Occorrono più fondi e trasparenza

Il progetto per il nuovo accordo prevede un fondo sotto l’egida iniziale della Banca Mondiale, finanziato dalle nazioni industrializzate, dalle economie emergenti e dai paesi produttori di combustibili fossili. La scelta della Banca Mondiale come ospite provvisorio solleva preoccupazioni tra i rappresentanti delle organizzazioni e dei movimenti climatici dei paesi in via di sviluppo, che chiedono la garanzia di maggiore trasparenza nell’accesso ai fondi per le comunità vulnerabili.

La COP28 rappresenta un momento cruciale per la crescita del fondo.

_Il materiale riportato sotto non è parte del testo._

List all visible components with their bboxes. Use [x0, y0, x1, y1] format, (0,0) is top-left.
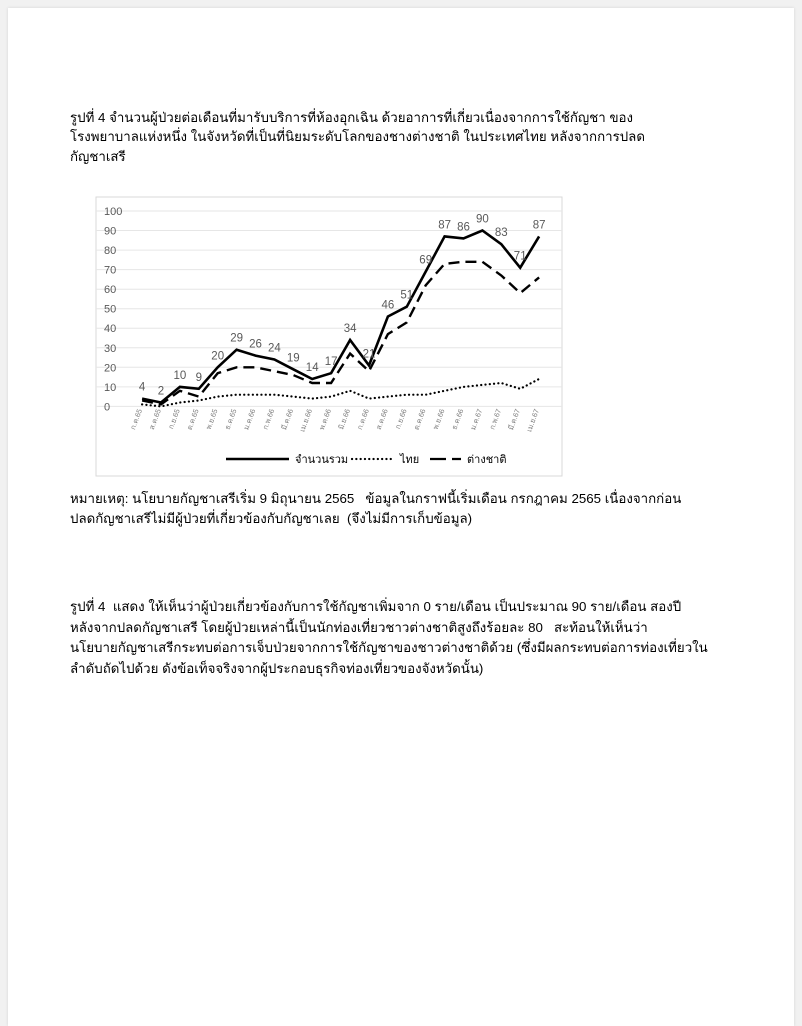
svg-text:51: 51 [400, 290, 413, 302]
svg-text:86: 86 [457, 221, 470, 233]
svg-text:พ.ย.66: พ.ย.66 [431, 408, 447, 431]
svg-text:60: 60 [104, 284, 116, 296]
svg-text:ต.ค.66: ต.ค.66 [412, 408, 428, 432]
svg-text:69: 69 [419, 255, 432, 267]
svg-text:80: 80 [104, 245, 116, 257]
svg-text:26: 26 [249, 339, 262, 351]
svg-text:4: 4 [139, 382, 146, 394]
svg-text:ส.ค.65: ส.ค.65 [147, 408, 163, 431]
svg-text:จำนวนรวม: จำนวนรวม [295, 454, 348, 466]
svg-text:ก.พ.66: ก.พ.66 [261, 408, 277, 431]
svg-text:เม.ย.67: เม.ย.67 [524, 408, 541, 433]
svg-text:14: 14 [306, 362, 319, 374]
svg-text:46: 46 [382, 300, 395, 312]
svg-text:10: 10 [174, 370, 187, 382]
svg-text:มี.ค.67: มี.ค.67 [506, 408, 522, 432]
svg-text:ธ.ค.66: ธ.ค.66 [450, 408, 466, 431]
svg-text:20: 20 [104, 362, 116, 374]
svg-text:10: 10 [104, 382, 116, 394]
svg-text:19: 19 [287, 352, 300, 364]
svg-text:2: 2 [158, 386, 164, 398]
svg-text:มี.ค.66: มี.ค.66 [279, 408, 295, 432]
svg-text:29: 29 [230, 333, 243, 345]
svg-text:100: 100 [104, 206, 122, 218]
svg-text:24: 24 [268, 343, 281, 355]
svg-text:20: 20 [211, 350, 224, 362]
svg-text:ก.ค.65: ก.ค.65 [128, 408, 144, 431]
svg-text:71: 71 [514, 251, 527, 263]
svg-text:ไทย: ไทย [399, 453, 419, 466]
svg-text:ม.ค.67: ม.ค.67 [468, 408, 484, 432]
svg-text:ก.พ.67: ก.พ.67 [487, 408, 503, 431]
svg-text:40: 40 [104, 323, 116, 335]
svg-text:83: 83 [495, 227, 508, 239]
svg-text:ก.ย.65: ก.ย.65 [166, 408, 182, 431]
svg-text:ธ.ค.65: ธ.ค.65 [223, 408, 239, 431]
svg-text:พ.ค.66: พ.ค.66 [317, 408, 333, 432]
svg-text:ก.ย.66: ก.ย.66 [393, 408, 409, 431]
svg-text:17: 17 [325, 356, 338, 368]
svg-text:ม.ค.66: ม.ค.66 [241, 408, 257, 432]
svg-text:0: 0 [104, 401, 110, 413]
svg-text:90: 90 [476, 214, 489, 226]
svg-text:87: 87 [438, 219, 451, 231]
svg-text:ต่างชาติ: ต่างชาติ [467, 454, 506, 466]
svg-text:เม.ย.66: เม.ย.66 [297, 408, 314, 433]
svg-text:70: 70 [104, 265, 116, 277]
svg-text:90: 90 [104, 226, 116, 238]
svg-text:พ.ย.65: พ.ย.65 [204, 408, 220, 431]
svg-text:30: 30 [104, 343, 116, 355]
svg-text:87: 87 [533, 219, 546, 231]
svg-text:21: 21 [363, 348, 376, 360]
svg-text:34: 34 [344, 323, 357, 335]
svg-text:ส.ค.66: ส.ค.66 [374, 408, 390, 431]
svg-text:50: 50 [104, 304, 116, 316]
svg-text:ก.ค.66: ก.ค.66 [355, 408, 371, 431]
svg-text:มิ.ย.66: มิ.ย.66 [336, 408, 352, 431]
svg-text:9: 9 [196, 372, 202, 384]
svg-text:ต.ค.65: ต.ค.65 [185, 408, 201, 432]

I governi dovranno decidere se stabilire obiettivi chiari di azione, accompagnati da finanziamenti adeguati. Tuttavia, alcune nazioni, tra cui UE, USA e Australia, sono riluttanti a impegnarsi su obiettivi specifici, temendo un aumento delle risorse richieste.

Sebbene il testo sulle perdite e sui danni sia stato adottato dal primo giorno, tecnicamente tutti i testi non saranno ancora definitivi finché non si arriverà al termine della conferenza, prevista per il 12 dicembre.

Ora la palla passa al delicato tema degli impegni di mitigazione. Gran parte dei prossimi 10 giorni saranno dedicati infatti ai colloqui su come evitare che il riscaldamento globale superi il limite vitale di 1,5°C sopra i livelli preindustriali, dopo l’anno più caldo che l’umanità abbia mai vissuto.